Friday, September 25, 2015

my life in reyes

A few of us went up the parkway to camp out and watch a meteor shower.  One of my friends brought her Chihuahua which turned out to be a mistake. I'm actually fond of the dog because one time he drank a cup of coffee and took it like a champ. But that night under the meteors he barked and barked and just wouldn't stop barking.
I'm being technical when I say that we were under the meteors. Yes, they were up there in space shooting around between all the dead starlight, but we didn't actually see any of them. That's because around 11pm a cloud swept onto the mountain where we were sleeping, so we didn't see at thing. Well, we saw a beautiful sunset. Okay. We didn't see what we had come to see, how about that.

The owner of the Chihuahua is my best friend here in Asheville, and I have a great time with her always, but I don't think she really likes camping as much as she at one point claimed to. We were all seated around the campfire (more accurately, the ring of stones where the camp fire would be, there was a burn ban in effect) sharing some laughs and a bottle of whiskey (full disclosure, I didn't have any of the whiskey because I have an immediate and tremendously painful reaction to alcohol, also citrus, tomatoes, caffeine, and all fruit other than pears and blueberries, but someone had a bottle of Jack Daniels and was passing it around) and all of a sudden my friend starts to sneeze.
And sneeze! She couldn't stop! Something up on that knob was really irking her. Unfortunately, my dog Hometeam was also present at the time, and Hometeam throws a fit when anyone sneezes. She's done this her entire life. She gets hysterical, barking and writhing and jumping up into the air. It's annoying, but by this point I've gotten used to it. In fact, if I'm around a dog and someone sneezes, and that dog doesn't go nuts, I wonder what's wrong with the dog, like maybe she's lost her hearing.

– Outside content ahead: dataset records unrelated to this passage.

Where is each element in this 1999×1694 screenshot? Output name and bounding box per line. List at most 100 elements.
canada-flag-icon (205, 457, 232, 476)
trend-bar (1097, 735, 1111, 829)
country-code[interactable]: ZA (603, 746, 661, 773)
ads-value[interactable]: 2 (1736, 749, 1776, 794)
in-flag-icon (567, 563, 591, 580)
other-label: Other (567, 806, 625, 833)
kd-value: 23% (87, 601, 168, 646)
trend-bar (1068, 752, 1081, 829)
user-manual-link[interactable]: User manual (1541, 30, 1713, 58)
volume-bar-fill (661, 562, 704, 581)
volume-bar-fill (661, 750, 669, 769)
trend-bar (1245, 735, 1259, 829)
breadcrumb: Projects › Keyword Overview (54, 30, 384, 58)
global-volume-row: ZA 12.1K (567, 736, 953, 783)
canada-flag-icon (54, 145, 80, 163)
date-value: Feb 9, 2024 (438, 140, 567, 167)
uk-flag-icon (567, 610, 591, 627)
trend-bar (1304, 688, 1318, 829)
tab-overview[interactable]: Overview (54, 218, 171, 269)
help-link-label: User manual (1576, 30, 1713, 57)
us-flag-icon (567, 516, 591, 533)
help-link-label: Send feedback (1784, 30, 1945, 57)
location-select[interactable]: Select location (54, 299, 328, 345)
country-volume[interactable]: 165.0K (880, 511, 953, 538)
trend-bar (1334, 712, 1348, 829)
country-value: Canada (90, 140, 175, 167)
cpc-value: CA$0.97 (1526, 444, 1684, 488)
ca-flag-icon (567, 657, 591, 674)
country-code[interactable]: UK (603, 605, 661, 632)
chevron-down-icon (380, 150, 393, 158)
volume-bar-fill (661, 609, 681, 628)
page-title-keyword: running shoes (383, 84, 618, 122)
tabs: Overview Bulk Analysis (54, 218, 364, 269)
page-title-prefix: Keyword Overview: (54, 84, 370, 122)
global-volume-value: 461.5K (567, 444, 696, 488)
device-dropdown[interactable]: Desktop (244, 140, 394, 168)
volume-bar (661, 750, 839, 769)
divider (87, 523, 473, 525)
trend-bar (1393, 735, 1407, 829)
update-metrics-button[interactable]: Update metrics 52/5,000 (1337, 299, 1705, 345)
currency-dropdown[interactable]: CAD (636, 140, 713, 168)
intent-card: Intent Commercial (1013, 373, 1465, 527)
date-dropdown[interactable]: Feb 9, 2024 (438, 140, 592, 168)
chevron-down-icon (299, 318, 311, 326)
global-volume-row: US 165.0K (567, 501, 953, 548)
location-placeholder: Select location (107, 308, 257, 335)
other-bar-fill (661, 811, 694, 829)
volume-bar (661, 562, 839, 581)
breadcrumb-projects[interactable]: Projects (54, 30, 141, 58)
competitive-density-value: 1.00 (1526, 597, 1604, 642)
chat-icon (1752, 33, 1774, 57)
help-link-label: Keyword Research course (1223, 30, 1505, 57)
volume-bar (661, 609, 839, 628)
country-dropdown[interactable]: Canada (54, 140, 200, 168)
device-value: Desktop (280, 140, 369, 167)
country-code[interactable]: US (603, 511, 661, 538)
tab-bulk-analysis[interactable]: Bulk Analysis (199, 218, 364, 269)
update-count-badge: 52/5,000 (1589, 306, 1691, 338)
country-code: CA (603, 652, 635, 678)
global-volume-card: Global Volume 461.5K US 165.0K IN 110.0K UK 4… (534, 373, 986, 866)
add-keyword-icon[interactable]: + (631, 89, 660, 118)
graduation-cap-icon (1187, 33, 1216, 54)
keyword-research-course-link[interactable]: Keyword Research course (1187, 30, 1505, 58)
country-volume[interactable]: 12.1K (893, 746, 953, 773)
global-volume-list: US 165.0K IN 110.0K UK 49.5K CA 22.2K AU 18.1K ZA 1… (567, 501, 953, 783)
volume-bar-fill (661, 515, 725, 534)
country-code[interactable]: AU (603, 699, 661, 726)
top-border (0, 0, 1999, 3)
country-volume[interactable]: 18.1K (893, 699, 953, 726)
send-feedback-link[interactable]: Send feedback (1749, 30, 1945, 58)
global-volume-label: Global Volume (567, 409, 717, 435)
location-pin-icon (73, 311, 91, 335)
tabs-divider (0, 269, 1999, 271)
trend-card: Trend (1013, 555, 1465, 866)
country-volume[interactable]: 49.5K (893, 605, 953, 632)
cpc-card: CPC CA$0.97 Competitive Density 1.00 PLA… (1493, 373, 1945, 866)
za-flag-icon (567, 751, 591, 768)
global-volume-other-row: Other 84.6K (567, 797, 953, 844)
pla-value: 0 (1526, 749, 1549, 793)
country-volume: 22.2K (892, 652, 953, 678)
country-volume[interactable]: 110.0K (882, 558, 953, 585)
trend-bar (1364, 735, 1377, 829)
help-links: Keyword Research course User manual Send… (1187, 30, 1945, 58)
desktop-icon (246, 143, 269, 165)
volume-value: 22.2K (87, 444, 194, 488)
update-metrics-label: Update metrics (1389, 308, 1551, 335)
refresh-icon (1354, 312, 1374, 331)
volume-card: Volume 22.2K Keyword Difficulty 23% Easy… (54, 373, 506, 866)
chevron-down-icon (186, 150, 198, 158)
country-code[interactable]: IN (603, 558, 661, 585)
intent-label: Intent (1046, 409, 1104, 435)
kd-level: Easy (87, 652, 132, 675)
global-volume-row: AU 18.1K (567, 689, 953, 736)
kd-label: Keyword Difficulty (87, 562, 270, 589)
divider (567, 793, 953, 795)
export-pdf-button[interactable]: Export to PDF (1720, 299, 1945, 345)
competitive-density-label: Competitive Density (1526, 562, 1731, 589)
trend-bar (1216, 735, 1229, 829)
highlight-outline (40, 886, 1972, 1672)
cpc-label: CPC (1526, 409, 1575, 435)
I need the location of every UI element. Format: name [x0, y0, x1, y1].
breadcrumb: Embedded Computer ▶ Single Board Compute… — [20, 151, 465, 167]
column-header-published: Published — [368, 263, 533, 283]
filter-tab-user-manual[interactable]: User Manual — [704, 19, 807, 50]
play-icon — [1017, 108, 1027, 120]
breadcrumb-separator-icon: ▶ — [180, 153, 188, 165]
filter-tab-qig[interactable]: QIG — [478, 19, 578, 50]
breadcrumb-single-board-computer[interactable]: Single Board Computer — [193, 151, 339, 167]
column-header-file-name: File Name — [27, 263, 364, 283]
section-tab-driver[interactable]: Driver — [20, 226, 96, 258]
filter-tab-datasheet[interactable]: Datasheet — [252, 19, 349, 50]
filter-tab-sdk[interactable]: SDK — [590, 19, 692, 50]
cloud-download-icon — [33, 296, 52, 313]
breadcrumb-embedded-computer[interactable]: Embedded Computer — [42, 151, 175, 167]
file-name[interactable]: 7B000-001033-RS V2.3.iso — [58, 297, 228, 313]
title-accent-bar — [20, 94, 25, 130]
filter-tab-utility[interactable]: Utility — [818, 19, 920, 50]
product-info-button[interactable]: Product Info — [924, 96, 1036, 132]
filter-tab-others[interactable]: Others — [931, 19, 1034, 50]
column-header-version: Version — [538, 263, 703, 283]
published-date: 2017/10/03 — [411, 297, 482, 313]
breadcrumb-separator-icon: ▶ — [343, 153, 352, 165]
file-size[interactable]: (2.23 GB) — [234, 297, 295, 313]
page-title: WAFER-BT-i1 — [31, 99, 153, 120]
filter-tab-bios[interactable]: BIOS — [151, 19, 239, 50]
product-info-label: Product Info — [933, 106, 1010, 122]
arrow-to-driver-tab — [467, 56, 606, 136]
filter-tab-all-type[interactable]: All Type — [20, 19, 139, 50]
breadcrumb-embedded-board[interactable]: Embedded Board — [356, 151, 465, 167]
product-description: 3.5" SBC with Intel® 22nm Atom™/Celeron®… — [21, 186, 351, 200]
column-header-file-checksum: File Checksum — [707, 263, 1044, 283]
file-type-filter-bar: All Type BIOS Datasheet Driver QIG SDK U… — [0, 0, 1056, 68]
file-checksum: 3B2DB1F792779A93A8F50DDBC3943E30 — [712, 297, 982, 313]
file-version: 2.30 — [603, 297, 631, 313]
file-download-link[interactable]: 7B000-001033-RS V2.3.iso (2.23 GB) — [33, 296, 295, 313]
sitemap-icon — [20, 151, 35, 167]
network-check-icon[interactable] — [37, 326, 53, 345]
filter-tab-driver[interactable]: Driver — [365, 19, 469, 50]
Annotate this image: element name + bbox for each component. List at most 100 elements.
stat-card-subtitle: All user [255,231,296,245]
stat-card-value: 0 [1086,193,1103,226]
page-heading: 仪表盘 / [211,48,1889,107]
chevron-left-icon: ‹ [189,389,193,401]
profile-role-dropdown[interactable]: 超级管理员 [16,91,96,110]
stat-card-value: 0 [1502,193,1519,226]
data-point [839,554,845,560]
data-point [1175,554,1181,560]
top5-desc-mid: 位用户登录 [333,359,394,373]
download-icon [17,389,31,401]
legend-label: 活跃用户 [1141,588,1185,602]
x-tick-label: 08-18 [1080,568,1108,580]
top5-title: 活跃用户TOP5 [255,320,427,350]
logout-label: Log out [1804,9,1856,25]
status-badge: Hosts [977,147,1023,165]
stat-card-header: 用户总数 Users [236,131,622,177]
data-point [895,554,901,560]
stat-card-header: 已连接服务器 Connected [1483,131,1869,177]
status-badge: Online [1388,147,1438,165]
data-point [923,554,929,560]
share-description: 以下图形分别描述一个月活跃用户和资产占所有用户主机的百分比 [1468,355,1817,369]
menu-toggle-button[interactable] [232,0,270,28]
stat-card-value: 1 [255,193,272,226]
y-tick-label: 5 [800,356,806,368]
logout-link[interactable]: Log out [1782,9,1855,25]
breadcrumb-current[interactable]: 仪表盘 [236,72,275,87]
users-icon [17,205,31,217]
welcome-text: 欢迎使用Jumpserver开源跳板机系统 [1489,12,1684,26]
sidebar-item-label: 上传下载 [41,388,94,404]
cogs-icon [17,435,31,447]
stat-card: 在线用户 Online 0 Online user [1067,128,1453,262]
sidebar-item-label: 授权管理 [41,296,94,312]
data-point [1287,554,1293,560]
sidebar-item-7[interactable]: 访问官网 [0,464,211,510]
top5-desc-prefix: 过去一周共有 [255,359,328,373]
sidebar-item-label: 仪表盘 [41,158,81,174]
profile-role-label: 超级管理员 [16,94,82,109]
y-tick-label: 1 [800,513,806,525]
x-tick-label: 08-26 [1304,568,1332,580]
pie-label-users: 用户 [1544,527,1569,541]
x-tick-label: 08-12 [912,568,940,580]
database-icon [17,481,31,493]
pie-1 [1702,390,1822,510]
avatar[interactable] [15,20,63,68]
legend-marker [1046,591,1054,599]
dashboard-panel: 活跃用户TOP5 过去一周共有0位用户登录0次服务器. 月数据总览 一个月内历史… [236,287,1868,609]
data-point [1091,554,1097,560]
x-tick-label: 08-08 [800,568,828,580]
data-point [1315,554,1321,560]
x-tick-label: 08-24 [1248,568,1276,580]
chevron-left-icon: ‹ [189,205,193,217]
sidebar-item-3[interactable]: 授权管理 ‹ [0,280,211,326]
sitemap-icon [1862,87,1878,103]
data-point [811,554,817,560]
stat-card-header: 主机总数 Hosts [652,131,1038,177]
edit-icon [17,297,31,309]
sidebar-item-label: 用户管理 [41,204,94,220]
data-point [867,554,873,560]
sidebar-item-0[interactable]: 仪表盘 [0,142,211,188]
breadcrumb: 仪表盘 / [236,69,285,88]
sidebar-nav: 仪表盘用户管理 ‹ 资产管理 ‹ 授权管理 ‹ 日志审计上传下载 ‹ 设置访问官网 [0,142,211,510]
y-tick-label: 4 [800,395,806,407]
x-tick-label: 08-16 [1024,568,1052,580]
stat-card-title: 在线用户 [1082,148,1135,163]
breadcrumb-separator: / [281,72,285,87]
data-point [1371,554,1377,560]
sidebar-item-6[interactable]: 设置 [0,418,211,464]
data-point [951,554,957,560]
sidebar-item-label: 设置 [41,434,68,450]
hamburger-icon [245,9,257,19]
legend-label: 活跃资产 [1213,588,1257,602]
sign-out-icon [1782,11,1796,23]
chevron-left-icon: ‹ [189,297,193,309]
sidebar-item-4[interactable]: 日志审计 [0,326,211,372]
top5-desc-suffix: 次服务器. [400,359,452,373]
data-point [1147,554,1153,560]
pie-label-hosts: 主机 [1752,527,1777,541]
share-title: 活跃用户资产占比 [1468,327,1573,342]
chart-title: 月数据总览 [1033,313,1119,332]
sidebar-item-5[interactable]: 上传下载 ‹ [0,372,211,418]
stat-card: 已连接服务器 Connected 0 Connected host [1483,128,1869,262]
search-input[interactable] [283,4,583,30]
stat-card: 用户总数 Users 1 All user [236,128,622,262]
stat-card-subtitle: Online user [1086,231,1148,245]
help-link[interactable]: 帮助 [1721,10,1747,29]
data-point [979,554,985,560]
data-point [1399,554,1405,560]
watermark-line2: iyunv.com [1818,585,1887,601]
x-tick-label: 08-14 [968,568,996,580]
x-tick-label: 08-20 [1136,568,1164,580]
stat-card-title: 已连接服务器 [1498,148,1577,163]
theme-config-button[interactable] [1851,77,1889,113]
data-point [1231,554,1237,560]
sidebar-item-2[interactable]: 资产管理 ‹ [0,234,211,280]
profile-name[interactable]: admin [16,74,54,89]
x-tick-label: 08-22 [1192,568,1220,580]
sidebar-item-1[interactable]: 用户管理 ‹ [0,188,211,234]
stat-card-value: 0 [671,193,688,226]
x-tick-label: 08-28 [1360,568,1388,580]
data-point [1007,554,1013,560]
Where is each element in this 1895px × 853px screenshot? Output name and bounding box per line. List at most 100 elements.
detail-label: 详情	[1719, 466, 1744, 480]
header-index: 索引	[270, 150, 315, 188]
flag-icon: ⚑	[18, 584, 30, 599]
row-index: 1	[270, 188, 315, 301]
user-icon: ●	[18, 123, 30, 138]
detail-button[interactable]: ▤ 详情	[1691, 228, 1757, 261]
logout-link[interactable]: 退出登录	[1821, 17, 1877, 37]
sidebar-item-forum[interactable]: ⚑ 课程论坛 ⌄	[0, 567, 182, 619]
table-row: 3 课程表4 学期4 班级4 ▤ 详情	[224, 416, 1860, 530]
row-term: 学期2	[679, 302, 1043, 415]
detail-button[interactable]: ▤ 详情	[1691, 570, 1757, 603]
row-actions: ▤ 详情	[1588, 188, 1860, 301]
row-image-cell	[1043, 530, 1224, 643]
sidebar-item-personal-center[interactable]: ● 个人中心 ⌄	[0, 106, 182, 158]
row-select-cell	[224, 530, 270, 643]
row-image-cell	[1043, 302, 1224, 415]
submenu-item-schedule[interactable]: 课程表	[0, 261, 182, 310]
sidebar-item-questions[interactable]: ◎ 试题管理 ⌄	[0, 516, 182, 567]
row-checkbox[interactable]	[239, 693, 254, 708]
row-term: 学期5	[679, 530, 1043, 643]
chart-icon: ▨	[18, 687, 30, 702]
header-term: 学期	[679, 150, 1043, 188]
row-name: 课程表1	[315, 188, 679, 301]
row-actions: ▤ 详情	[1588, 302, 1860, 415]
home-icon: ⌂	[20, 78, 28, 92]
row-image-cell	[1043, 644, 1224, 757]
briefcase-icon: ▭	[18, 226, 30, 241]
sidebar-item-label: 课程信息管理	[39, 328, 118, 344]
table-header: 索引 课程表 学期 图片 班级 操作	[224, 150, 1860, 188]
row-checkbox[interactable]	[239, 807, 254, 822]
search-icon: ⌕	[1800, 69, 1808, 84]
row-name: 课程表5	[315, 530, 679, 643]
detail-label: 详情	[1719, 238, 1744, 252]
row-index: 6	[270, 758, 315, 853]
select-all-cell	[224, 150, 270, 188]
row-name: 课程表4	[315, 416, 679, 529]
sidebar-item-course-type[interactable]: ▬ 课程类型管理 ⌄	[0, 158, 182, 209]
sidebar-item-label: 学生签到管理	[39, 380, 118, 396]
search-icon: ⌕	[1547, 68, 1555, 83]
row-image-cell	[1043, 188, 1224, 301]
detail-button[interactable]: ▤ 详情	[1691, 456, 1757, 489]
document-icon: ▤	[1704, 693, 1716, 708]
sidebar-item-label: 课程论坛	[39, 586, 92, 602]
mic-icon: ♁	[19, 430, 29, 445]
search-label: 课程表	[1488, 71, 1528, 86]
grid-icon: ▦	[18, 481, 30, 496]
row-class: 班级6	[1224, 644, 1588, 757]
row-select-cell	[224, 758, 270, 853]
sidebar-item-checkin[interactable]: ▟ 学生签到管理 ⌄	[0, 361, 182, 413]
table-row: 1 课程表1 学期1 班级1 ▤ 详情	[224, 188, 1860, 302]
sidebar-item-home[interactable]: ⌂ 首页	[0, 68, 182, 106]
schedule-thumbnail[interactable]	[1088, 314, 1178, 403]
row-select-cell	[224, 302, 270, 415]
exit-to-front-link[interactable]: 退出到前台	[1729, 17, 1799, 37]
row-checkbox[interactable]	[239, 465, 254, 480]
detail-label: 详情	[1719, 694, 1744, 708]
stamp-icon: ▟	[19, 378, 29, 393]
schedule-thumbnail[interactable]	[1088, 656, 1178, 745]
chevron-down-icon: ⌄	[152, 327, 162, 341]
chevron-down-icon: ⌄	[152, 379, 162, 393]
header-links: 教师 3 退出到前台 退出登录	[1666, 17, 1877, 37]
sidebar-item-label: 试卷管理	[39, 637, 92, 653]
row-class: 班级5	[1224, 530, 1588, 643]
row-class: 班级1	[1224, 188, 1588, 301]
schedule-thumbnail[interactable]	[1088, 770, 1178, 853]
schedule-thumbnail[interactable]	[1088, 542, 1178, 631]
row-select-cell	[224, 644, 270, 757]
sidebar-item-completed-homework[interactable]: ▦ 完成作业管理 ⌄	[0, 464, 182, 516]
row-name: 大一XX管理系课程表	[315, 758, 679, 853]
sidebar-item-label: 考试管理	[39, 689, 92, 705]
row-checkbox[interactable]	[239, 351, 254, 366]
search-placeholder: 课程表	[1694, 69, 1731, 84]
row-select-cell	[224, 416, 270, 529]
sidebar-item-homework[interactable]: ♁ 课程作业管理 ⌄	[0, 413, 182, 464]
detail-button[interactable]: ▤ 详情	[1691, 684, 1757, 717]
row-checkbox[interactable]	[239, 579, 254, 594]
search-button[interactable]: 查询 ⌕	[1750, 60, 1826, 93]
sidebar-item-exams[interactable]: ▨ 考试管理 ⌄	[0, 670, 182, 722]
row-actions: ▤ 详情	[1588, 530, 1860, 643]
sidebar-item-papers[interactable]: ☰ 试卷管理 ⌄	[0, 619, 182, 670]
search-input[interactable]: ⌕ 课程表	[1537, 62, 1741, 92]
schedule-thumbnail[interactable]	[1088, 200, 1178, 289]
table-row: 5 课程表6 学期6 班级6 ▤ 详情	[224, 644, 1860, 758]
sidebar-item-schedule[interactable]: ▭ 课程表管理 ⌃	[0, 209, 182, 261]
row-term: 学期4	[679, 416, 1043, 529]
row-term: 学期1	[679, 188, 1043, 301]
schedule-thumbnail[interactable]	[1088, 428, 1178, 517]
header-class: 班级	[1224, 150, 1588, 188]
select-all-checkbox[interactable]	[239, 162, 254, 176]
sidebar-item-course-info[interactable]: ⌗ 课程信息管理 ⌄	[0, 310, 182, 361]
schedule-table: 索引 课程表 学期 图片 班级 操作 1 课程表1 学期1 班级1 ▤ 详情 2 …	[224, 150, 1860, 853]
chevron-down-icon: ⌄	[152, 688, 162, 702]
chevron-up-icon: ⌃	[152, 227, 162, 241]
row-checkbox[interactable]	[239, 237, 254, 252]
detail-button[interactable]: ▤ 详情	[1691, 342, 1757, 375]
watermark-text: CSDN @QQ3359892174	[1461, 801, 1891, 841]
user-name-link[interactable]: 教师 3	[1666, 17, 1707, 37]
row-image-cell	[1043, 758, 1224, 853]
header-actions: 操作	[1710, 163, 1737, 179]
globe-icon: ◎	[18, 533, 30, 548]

So every sneeze was accompanied by a great frenzy of barking, and then the Chihuahua, who was already on edge, just lost her mind. Eventually my friend gathered him up and they both retreated to the tent. That's when the cloud came and sat on us. So the rest of us went to our tents, maybe read a little bit of a book, and fell asleep. Someone did bother to set their alarm for 3am when the meteor shower was presumably at its peak, but later reported that there was still nothing to see.
At dawn, my friend was hovering above my tent, begging me to leave. "I can't take it any more!" She said. I'm fairly certain that she sneezed all night long, and then, when the cloud turned to rain sometime in the middle of the night, there had been some degree of precipitation within her tent. The rainfly had malfunctioned. We packed up and hiked down the mountain, drove the hour back into town, we both ate a bagel, went home and fell back asleep.

Lately, everyone is using the Reyes filter on Instagram, you know the one that washes out all the colors and gives life a sort of muted, elegant minimalistic quality? Like this:
I keep trying it, I mean I like the idea of it, the idea that your entire house mind body soul car family pets attitude outlook future bedspread bookshelf  have been tidied up to within an inch of their lives and all that remains is air and a single succulent that sparks joy, and life is nothing but a clean white sink with a meticulously placed tube of face lotion with one of those incomprehensible names, you know- Pure as Driven Snow Body Polish in Jewelweed by Dry Goods & Provisions n' Things.

I'm not kidding around here, I WANT that; I'd enjoy the hell out of that existence. But I just, I don't know, I just can't keep up.

4 comments:

Stormy said...

Love this piece, love your pix. You are one of the few things that makes the internet worthwhile. What's cool is how you effortlessly & magically precipitate from little sprinkles of image and language to pure poetry.

Mom Starting From Scratch said...

What if we took pics of things like our unmade beds, or the pile of STUFF on the counter that nobody wants to deal with, or the too full garbage can under the kitchen sink, or a video of the sarcastic and impatient responses we made rather than the mature, wise, and kind one, and then ran it through the Reyes filter? Somehow, I don't think we'd get quite as many *likes*. Then again, maybe we would.

meg bird said...

"I keep trying it, I mean I like the idea of it, the idea that your entire house mind body soul car family pets attitude outlook future bedspread bookshelf have been tidied up to within an inch of their lives and all that remains is air and a single succulent that sparks joy, and life is nothing but a clean white sink with a meticulously placed tube of face lotion with one of those incomprehensible names, you know- Pure as Driven Snow Body Polish in Jewelweed by Dry Goods & Provisions n' Things. "

HAHAHA! This is why I will follow you and your words forever!

Also, please tell your friend to try Flonase. You used to need a prescription, but they just recently made it available over the counter and it is seriously the ONLY thing that helps my allergies. I used to take pills but they'd just wear off and I could never go camping because of allergies. until Flonase. I sound like a commercial. But I'm really just completely empathetic to allergies and want to help anyone I can!

Stacy Monaghan said...

Love this post! It's kind of like a picture of the unmade bed without a filter... it's easy to just say you were sitting around a campfire and we could imagine the rest. But the honesty makes it even better!